Market - - Jan 20,2017
The European Central Bank (ECB) has kept its key interest rates at zero and stimulus programs unchanged for another month.
ECB President Mario Draghi said that the Eurozone’s economy has gained strength but it is still fragile. The decision was taken by the governing council of 25 members of the ECB, which includes 6 board members and 19 Eurozone central bank governors.
The decision also extended to keep a hold on the ECB’s bond-buying stimulus scheme that was extended last month due to worries related to economic growth. Policymakers earlier chose to extend the bank’s mass bond-buying from March to December for this year, although slowing the purchases from 80 billion to 60 billion euros ($85 billion to $64 billion) a month from April.
Amidst the rising uncertainties due to the economic consequences of Brexit referendum, the US election of Donald Trump and a series of elections coming up ahead for major Eurozone members, the ECB might have just pulled itself out of the spotlight for much of 2017.

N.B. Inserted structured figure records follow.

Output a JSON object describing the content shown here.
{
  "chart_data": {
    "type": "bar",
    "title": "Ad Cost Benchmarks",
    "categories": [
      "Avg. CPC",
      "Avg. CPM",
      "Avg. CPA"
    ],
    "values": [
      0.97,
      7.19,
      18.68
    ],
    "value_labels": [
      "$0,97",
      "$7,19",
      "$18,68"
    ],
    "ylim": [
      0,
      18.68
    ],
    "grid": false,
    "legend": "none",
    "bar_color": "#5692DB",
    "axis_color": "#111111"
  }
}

However, due to a sudden jump in inflation, from 0.6 percent in November to 1.1 percent in December and reaching as high as 1.7 percent in Germany, critics of the bank are accusing it of having a loose monetary policy. Economists and politicians in Germany, where people are seeing their cash savings shrinking due to inflation, are already racketing for a rate rise.
Mr. Draghi said that inflation is still half of the bank’s target of 2 percent, adding that it is driven largely by rising oil prices. Though core inflation, which doesn’t include volatile fuel and food, has been stuck at 0.8-0.9 percent and wages are not growing as quickly as anticipated.
After the decision, the euro dropped to a new low of $1.06 and to 86.25 pence against the pence.